Keep It Short and Clear
This is not the place for witty observations or lively descriptions of the benefits you promise. CTAs are brief and to the point. They describe the action in a straightforward manner – Download Your Copy, Register for a Free Trial, Buy This, Sign Up and Get $50 Off, Reserve Your Seats, etc.
This type of copywriting may sound a bit bland, or even off-putting in its directness. Don’t forget, though, that the CTAs are just that final step in a process. Your site’s design, the images that decorate it and the textual content that you publish on it all provide the atmosphere, the information and the motivation to follow your call-to-action, while the CTA is there to give it a final push.
Use Action-Oriented Language
Compelling site visitors to take action requires proactive language. It’s no coincidence that CTAs begin with a powerful imperative verb that assertively determines what happens next. This type of explicit invitation increases people’s motivation to follow your CTA and complete the action. It puts the focus on them and their decision and strengthens their confidence in the choice to click onwards.
The Time is Now
Similarly to the use of power-verbs, adding a sense of urgency strengthens the CTA’s impact. A powerful CTA motivates site visitors to take immediate action, not to think things over and probably forget all about your site. Adding words like “Now,” “Here” “Today” to your CTAs helps to prompt quick reactions. Other phrasings that elicit this type of determination are: “Get Instant Access,” “Grab Limited Discount Code” or “Take Advantage of Our Best Deal Ever.”
Lead with Incentives
When you’re asking your site visitors to do something for you, you better be willing to do something for them in return. With an abundance of options and information available online, web users have the power to consider costs and benefits and make informed decisions.

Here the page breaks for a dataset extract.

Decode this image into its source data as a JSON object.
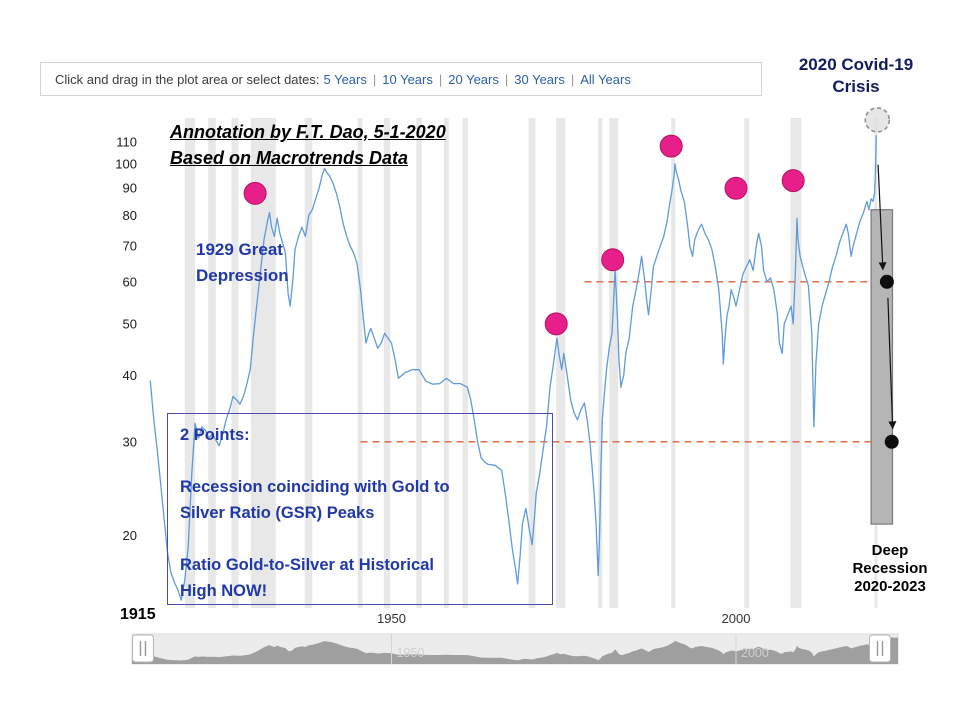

If you want CTAs to appeal to that mindset you need to make sure the value that you are offering is clear, and that it actually appeals to your group.
For example, CTAs like “Start My Free Trial,” “Create Your Own Blog” or “Download Straight to Your Device” all offer a certain incentive that allows visitors to visualize what they are getting out of this deal.
Don’t Neglect the Rest of Your Site
This article focuses specifically on the art of creating CTAs, but just as important is the art of creating a good CTA environment. Remember, the CTA is a culmination of your pitch to your site visitors. Even the perfect CTA will fail if the site that surrounds it does not lead visitors towards the completing the action.
To begin with, your entire site design should support the CTA. This means, for example, that the layout of the page should direct the visitors’ view towards the CTA in a natural browsing flow. It also means freeing up some white space around the CTA, to make sure that nothing distracts the view away from it.
The site content is also crucial for the elimination of FUDs – fears, uncertainties and doubts. We mentioned before that CTAs are short and therefore cannot address all the concerns or questions that site visitors might have about you, your business or your organization. You need to make sure that your site has all the answers so that visitors are free to pursue the CTA freely.
Track and Analyze Success
No serious website owner would be pleased with following all the steps mentioned above without tracking their impact. Analyzing the success rate of your CTA is crucial in evaluating your site’s overall performance and is a vital step towards improving your strategy for growth. An important metric that can help to guide your evaluation is the conversion rate, which basically provides you with the tools to measure your CTAs’ success rates.
Test and Improve
After tracking and measuring your CTAs’ performance, you have the knowledge required to experiment, compare and improve various call-to-action schemes. Your analysis may show you that some colors bring in more clicks than others, or that the phrasing “Buy now” is more effective than “Purchase Now.” Keep track of your different tests to better understand what triggers action with your target audience and continue to improve your CTAs accordingly.